Starbuck

Facebook post #038 (Oct 2020)

Our Frances Mousley (from last week’s post) had a first cousin Catherine, who married Henry Cox Bury in Rugby in 1865. One of their daughters was Edith Bury.

I (eventually) found her in 1901, in Paddington, living under her stage name of Edith Ostlere. She was an actress and authoress, whom had been on Broadway in the 1890s. Her best-known appearance, in ‘One of the Best’, was featured in the Illustrated London News (pic). Her writing was under a nom de plume, Robert Ord – reviews suggest that she pushed the melodrama to its limits!
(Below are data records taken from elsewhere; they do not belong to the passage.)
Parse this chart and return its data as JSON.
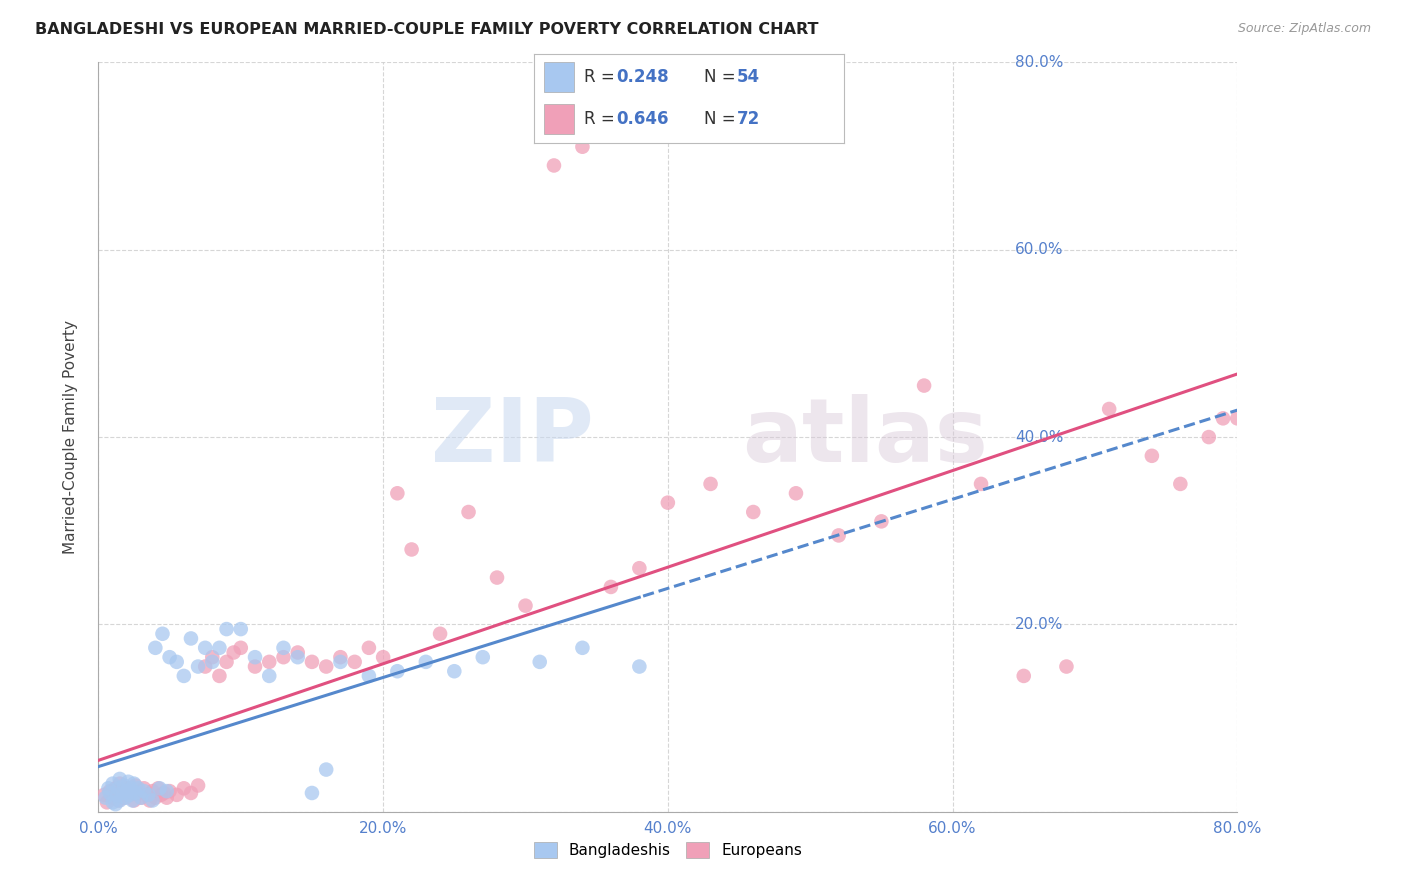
{
  "title": "BANGLADESHI VS EUROPEAN MARRIED-COUPLE FAMILY POVERTY CORRELATION CHART",
  "source": "Source: ZipAtlas.com",
  "ylabel": "Married-Couple Family Poverty",
  "watermark_zip": "ZIP",
  "watermark_atlas": "atlas",
  "legend_labels": [
    "Bangladeshis",
    "Europeans"
  ],
  "bangladeshi_R": "0.248",
  "bangladeshi_N": "54",
  "european_R": "0.646",
  "european_N": "72",
  "blue_scatter": "#a8c8f0",
  "pink_scatter": "#f0a0b8",
  "blue_line": "#5588cc",
  "pink_line": "#e05080",
  "axis_tick_color": "#5580cc",
  "grid_color": "#cccccc",
  "background_color": "#ffffff",
  "xlim": [
    0,
    0.8
  ],
  "ylim": [
    0,
    0.8
  ],
  "yticks": [
    0.0,
    0.2,
    0.4,
    0.6,
    0.8
  ],
  "xticks": [
    0.0,
    0.2,
    0.4,
    0.6,
    0.8
  ],
  "bangladeshi_x": [
    0.005,
    0.007,
    0.008,
    0.01,
    0.01,
    0.012,
    0.013,
    0.014,
    0.015,
    0.015,
    0.017,
    0.018,
    0.019,
    0.02,
    0.021,
    0.022,
    0.023,
    0.024,
    0.025,
    0.026,
    0.028,
    0.03,
    0.032,
    0.035,
    0.038,
    0.04,
    0.043,
    0.045,
    0.048,
    0.05,
    0.055,
    0.06,
    0.065,
    0.07,
    0.075,
    0.08,
    0.085,
    0.09,
    0.1,
    0.11,
    0.12,
    0.13,
    0.14,
    0.15,
    0.16,
    0.17,
    0.19,
    0.21,
    0.23,
    0.25,
    0.27,
    0.31,
    0.34,
    0.38
  ],
  "bangladeshi_y": [
    0.015,
    0.025,
    0.02,
    0.01,
    0.03,
    0.008,
    0.018,
    0.025,
    0.012,
    0.035,
    0.02,
    0.028,
    0.015,
    0.022,
    0.032,
    0.018,
    0.025,
    0.012,
    0.03,
    0.02,
    0.025,
    0.015,
    0.022,
    0.018,
    0.012,
    0.175,
    0.025,
    0.19,
    0.022,
    0.165,
    0.16,
    0.145,
    0.185,
    0.155,
    0.175,
    0.16,
    0.175,
    0.195,
    0.195,
    0.165,
    0.145,
    0.175,
    0.165,
    0.02,
    0.045,
    0.16,
    0.145,
    0.15,
    0.16,
    0.15,
    0.165,
    0.16,
    0.175,
    0.155
  ],
  "european_x": [
    0.004,
    0.006,
    0.008,
    0.01,
    0.012,
    0.014,
    0.015,
    0.016,
    0.018,
    0.02,
    0.022,
    0.024,
    0.025,
    0.026,
    0.028,
    0.03,
    0.032,
    0.034,
    0.036,
    0.038,
    0.04,
    0.042,
    0.044,
    0.046,
    0.048,
    0.05,
    0.055,
    0.06,
    0.065,
    0.07,
    0.075,
    0.08,
    0.085,
    0.09,
    0.095,
    0.1,
    0.11,
    0.12,
    0.13,
    0.14,
    0.15,
    0.16,
    0.17,
    0.18,
    0.19,
    0.2,
    0.21,
    0.22,
    0.24,
    0.26,
    0.28,
    0.3,
    0.32,
    0.34,
    0.36,
    0.38,
    0.4,
    0.43,
    0.46,
    0.49,
    0.52,
    0.55,
    0.58,
    0.62,
    0.65,
    0.68,
    0.71,
    0.74,
    0.76,
    0.78,
    0.79,
    0.8
  ],
  "european_y": [
    0.018,
    0.01,
    0.022,
    0.015,
    0.025,
    0.012,
    0.03,
    0.02,
    0.015,
    0.025,
    0.018,
    0.022,
    0.012,
    0.028,
    0.02,
    0.015,
    0.025,
    0.018,
    0.012,
    0.022,
    0.015,
    0.025,
    0.018,
    0.02,
    0.015,
    0.022,
    0.018,
    0.025,
    0.02,
    0.028,
    0.155,
    0.165,
    0.145,
    0.16,
    0.17,
    0.175,
    0.155,
    0.16,
    0.165,
    0.17,
    0.16,
    0.155,
    0.165,
    0.16,
    0.175,
    0.165,
    0.34,
    0.28,
    0.19,
    0.32,
    0.25,
    0.22,
    0.69,
    0.71,
    0.24,
    0.26,
    0.33,
    0.35,
    0.32,
    0.34,
    0.295,
    0.31,
    0.455,
    0.35,
    0.145,
    0.155,
    0.43,
    0.38,
    0.35,
    0.4,
    0.42,
    0.42
  ]
}
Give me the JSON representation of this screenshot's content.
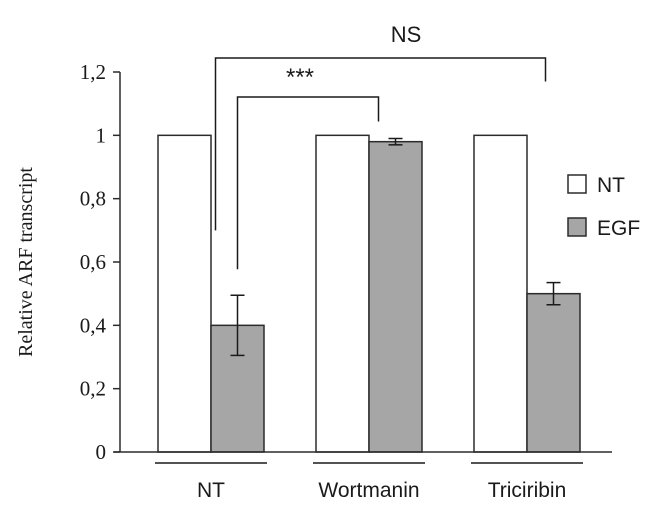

By 1911, she was living under yet another name, Mackay, with her husband (William) Gayer Starbuck Mackay. He was also an actor – I found a very rude review (a “mollycoddle”) in the Washington Post. The couple co-wrote (and appeared) in plays in the West End, and on Broadway. I managed to find one of their visiting cards too (pic).

Gayer died in Milford Haven, Wales, the town which his Starbuck family had found desolate and lonely when they moved there from Nantucket to establish a whaling colony after the American War of Independence had disrupted trade. Starbucks coffee is named after a semi-fictional version of one of the family, the first mate on the ‘Moby Dick’.